Trump campaign website hacked

According to Wordfence, the campaign website for the re-election of Donald Trump was hacked. (The site has since been restored, with some notable missing pages.)

Wordfence provides a security service for WordPress websites. The Trump campaign website uses an alternate content management system, Expression Engine. The Wordfence folks thought it would be interesting to analyze the hack and defacement to see what could be learned without access to forensic information.

The Wordfence analysts concluded that the most likely way the hackers gained access to the campaign website was through compromised credentials — they guessed the password for an administrative account:

Expression Engine, like most content management systems, provides an administrative panel for publishing content. By default this is located at /admin.php.

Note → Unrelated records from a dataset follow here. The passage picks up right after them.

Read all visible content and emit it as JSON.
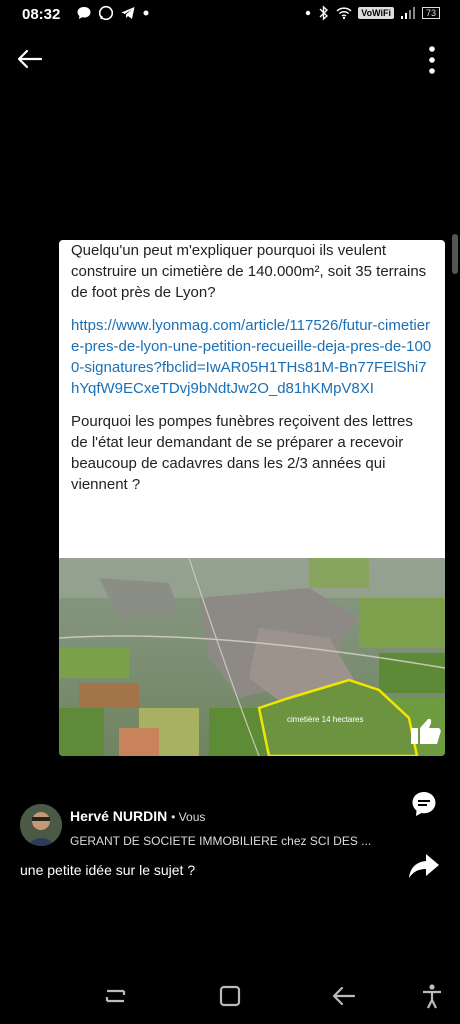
{
  "status_bar": {
    "time": "08:32",
    "network_label": "VoWiFi",
    "battery": "73"
  },
  "post": {
    "paragraph1": "Quelqu'un peut m'expliquer pourquoi ils veulent construire un cimetière de 140.000m², soit 35 terrains de foot près de Lyon?",
    "link": "https://www.lyonmag.com/article/117526/futur-cimetiere-pres-de-lyon-une-petition-recueille-deja-pres-de-1000-signatures?fbclid=IwAR05H1THs81M-Bn77FElShi7hYqfW9ECxeTDvj9bNdtJw2O_d81hKMpV8XI",
    "paragraph2": "Pourquoi les pompes funèbres reçoivent des lettres de l'état leur demandant de se préparer a recevoir beaucoup de cadavres dans les 2/3 années qui viennent ?",
    "map_label": "cimetière 14 hectares"
  },
  "author": {
    "name": "Hervé NURDIN",
    "relation": "• Vous",
    "subtitle": "GERANT DE SOCIETE IMMOBILIERE chez SCI DES ..."
  },
  "caption": "une petite idée sur le sujet ?",
  "icons": {
    "back": "arrow-left-icon",
    "more": "more-vertical-icon",
    "comment": "comment-icon",
    "share": "share-icon",
    "like": "thumbs-up-icon"
  },
  "colors": {
    "background": "#000000",
    "link": "#1b6fb5",
    "highlight_outline": "#f2e600"
  }
}
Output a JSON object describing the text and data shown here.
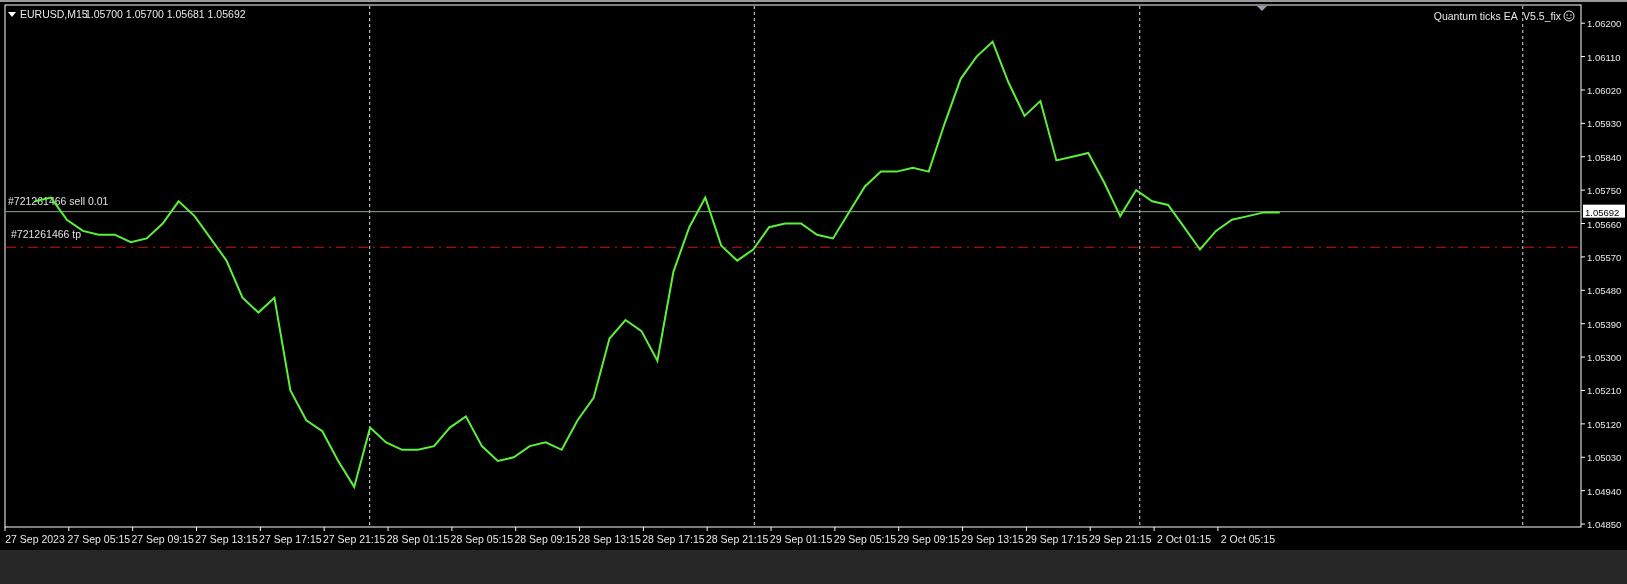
{
  "header": {
    "symbol": "EURUSD,M15",
    "ohlc": "1.05700 1.05700 1.05681 1.05692"
  },
  "expert": {
    "label": "Quantum ticks EA  V5.5_fix"
  },
  "chart_data": {
    "type": "line",
    "categories": [
      "27 Sep 2023",
      null,
      null,
      null,
      "27 Sep 05:15",
      null,
      null,
      null,
      "27 Sep 09:15",
      null,
      null,
      null,
      "27 Sep 13:15",
      null,
      null,
      null,
      "27 Sep 17:15",
      null,
      null,
      null,
      "27 Sep 21:15",
      null,
      null,
      null,
      "28 Sep 01:15",
      null,
      null,
      null,
      "28 Sep 05:15",
      null,
      null,
      null,
      "28 Sep 09:15",
      null,
      null,
      null,
      "28 Sep 13:15",
      null,
      null,
      null,
      "28 Sep 17:15",
      null,
      null,
      null,
      "28 Sep 21:15",
      null,
      null,
      null,
      "29 Sep 01:15",
      null,
      null,
      null,
      "29 Sep 05:15",
      null,
      null,
      null,
      "29 Sep 09:15",
      null,
      null,
      null,
      "29 Sep 13:15",
      null,
      null,
      null,
      "29 Sep 17:15",
      null,
      null,
      null,
      "29 Sep 21:15",
      null,
      null,
      null,
      "2 Oct 01:15",
      null,
      null,
      null,
      "2 Oct 05:15",
      null,
      null,
      null,
      null,
      null,
      null,
      null,
      null,
      null,
      null,
      null,
      null,
      null,
      null,
      null,
      null,
      null,
      null,
      null,
      null,
      null,
      null
    ],
    "values": [
      1.0572,
      1.0573,
      1.0567,
      1.0564,
      1.0563,
      1.0563,
      1.0561,
      1.0562,
      1.0566,
      1.0572,
      1.0568,
      1.0562,
      1.0556,
      1.0546,
      1.0542,
      1.0546,
      1.0521,
      1.0513,
      1.051,
      1.0502,
      1.0495,
      1.0511,
      1.0507,
      1.0505,
      1.0505,
      1.0506,
      1.0511,
      1.0514,
      1.0506,
      1.0502,
      1.0503,
      1.0506,
      1.0507,
      1.0505,
      1.0513,
      1.0519,
      1.0535,
      1.054,
      1.0537,
      1.0529,
      1.0553,
      1.0565,
      1.0573,
      1.056,
      1.0556,
      1.0559,
      1.0565,
      1.0566,
      1.0566,
      1.0563,
      1.0562,
      1.0569,
      1.0576,
      1.058,
      1.058,
      1.0581,
      1.058,
      1.0593,
      1.0605,
      1.0611,
      1.0615,
      1.0604,
      1.0595,
      1.0599,
      1.0583,
      1.0584,
      1.0585,
      1.0577,
      1.0568,
      1.0575,
      1.0572,
      1.0571,
      1.0565,
      1.0559,
      1.0564,
      1.0567,
      1.0568,
      1.0569,
      1.0569,
      null,
      null,
      null,
      null,
      null,
      null,
      null,
      null,
      null,
      null,
      null,
      null,
      null,
      null,
      null,
      null,
      null,
      null,
      null,
      null
    ],
    "color": "#5cf03a",
    "ylim": [
      1.04842,
      1.06249
    ],
    "yticks": [
      {
        "value": 1.062,
        "label": "1.06200"
      },
      {
        "value": 1.0611,
        "label": "1.06110"
      },
      {
        "value": 1.0602,
        "label": "1.06020"
      },
      {
        "value": 1.0593,
        "label": "1.05930"
      },
      {
        "value": 1.0584,
        "label": "1.05840"
      },
      {
        "value": 1.0575,
        "label": "1.05750"
      },
      {
        "value": 1.0566,
        "label": "1.05660"
      },
      {
        "value": 1.0557,
        "label": "1.05570"
      },
      {
        "value": 1.0548,
        "label": "1.05480"
      },
      {
        "value": 1.0539,
        "label": "1.05390"
      },
      {
        "value": 1.053,
        "label": "1.05300"
      },
      {
        "value": 1.0521,
        "label": "1.05210"
      },
      {
        "value": 1.0512,
        "label": "1.05120"
      },
      {
        "value": 1.0503,
        "label": "1.05030"
      },
      {
        "value": 1.0494,
        "label": "1.04940"
      },
      {
        "value": 1.0485,
        "label": "1.04850"
      }
    ],
    "ref_lines": [
      {
        "axis": "y",
        "value": 1.05692,
        "label": "#721261466 sell 0.01",
        "color": "#8aa88a"
      },
      {
        "axis": "y",
        "value": 1.05596,
        "label": "#721261466 tp",
        "color": "#d01010"
      }
    ]
  },
  "bid_label": "1.05692"
}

On, however, the admin login has been relocated to a different location, an example of security through obscurity.

The Internet Archive indicates that the last time the admin page was accessible in the default location was in June of 2015. Even in this hidden location, if an attacker was able to access the administrative panel they would have been able to alter any content on the site, though they would not have had access to any sensitive information.

The “Privacy Policy” and “Terms & Conditions” pages are displaying a “404 page not found” error hours after the site has been restored. This indicates that something changed on the content management system itself, rather than on the Cloudflare configuration. So we believe that the CMS being compromised is therefore a higher probability than Cloudflare being compromised, which we describe below.

(Cloudflare is a load balancing service.)

The moral: use strong passwords and implement two-factor authentication.